Balanced against the constant shrilling of motorized instruments of agony, you do get a character like John Le Carré’s George Smiley, who fights the KGB with the silkiest of interrogation techniques. Smiley believes physical torture is a waste of time, that the information gleaned is unreliable. So he sits down the subjects of his questioning and offers them a cup of tea; he chats to them, spinning his soft-spoken web, teasing out information as if yarn off a silkworm. While Smiley may not be about to become a text-book model for dealing with your freshly captured Salafi-Jihadi, there must be a reason why the head of West Point, that most elite of US military colleges, reportedly met the producers of 24 to request them to show a situation in which torture backfires.
Meanwhile, as consumers of violent entertainment, we continue to witness and pay for torture; it’s a bit like a toxic, guilt-generating addiction, but we love it. Of course, we love it at a remove, on a two-dimensional page or screen, as long as it doesn’t happen to us or anyone we know, as long as we are on the side of the torturing party, or, better still, able to watch and berate the torturers without getting our hands dirty.

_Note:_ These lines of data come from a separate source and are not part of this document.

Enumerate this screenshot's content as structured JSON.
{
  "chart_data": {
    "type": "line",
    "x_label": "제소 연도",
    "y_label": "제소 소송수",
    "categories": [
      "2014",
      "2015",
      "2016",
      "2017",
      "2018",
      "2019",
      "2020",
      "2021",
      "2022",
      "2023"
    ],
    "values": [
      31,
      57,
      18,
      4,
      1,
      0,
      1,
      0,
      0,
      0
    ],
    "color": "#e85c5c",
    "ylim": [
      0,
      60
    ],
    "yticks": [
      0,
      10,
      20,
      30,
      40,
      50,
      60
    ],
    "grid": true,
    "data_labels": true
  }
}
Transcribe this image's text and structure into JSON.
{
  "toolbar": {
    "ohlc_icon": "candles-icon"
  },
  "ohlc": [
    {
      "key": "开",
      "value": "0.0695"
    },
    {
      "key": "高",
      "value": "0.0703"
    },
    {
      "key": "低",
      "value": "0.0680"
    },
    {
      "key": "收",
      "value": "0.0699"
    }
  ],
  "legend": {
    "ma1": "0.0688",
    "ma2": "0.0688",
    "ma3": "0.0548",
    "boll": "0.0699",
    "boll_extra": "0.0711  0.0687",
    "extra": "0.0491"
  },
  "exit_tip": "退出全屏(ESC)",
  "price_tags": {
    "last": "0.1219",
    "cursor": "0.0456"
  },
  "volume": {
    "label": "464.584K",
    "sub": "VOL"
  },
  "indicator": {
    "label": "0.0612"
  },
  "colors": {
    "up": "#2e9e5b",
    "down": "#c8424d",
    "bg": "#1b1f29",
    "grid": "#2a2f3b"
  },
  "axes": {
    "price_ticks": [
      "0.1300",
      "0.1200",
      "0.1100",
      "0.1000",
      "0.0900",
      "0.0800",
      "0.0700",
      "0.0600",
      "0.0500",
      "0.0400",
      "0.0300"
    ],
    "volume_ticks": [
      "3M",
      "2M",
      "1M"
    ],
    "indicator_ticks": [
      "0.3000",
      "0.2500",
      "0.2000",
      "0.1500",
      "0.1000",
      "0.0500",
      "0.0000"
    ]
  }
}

Of course we have an ambivalence towards torture and this might even be shared by all the three people currently vying for the US presidency, but at least one of them has made a guest appearance on 24, acting as a minor functionary at the White House. Should Senator McCain make the leap from acting the flunky to becoming the major functionary at 1600 Pennsylvania Avenue, he would do well to remember the reservations of the head honcho at West Point. And the rest of us would do well to guard against this toxic addiction. To paraphrase Robert Frost, something there is, that loves a thumbscrew.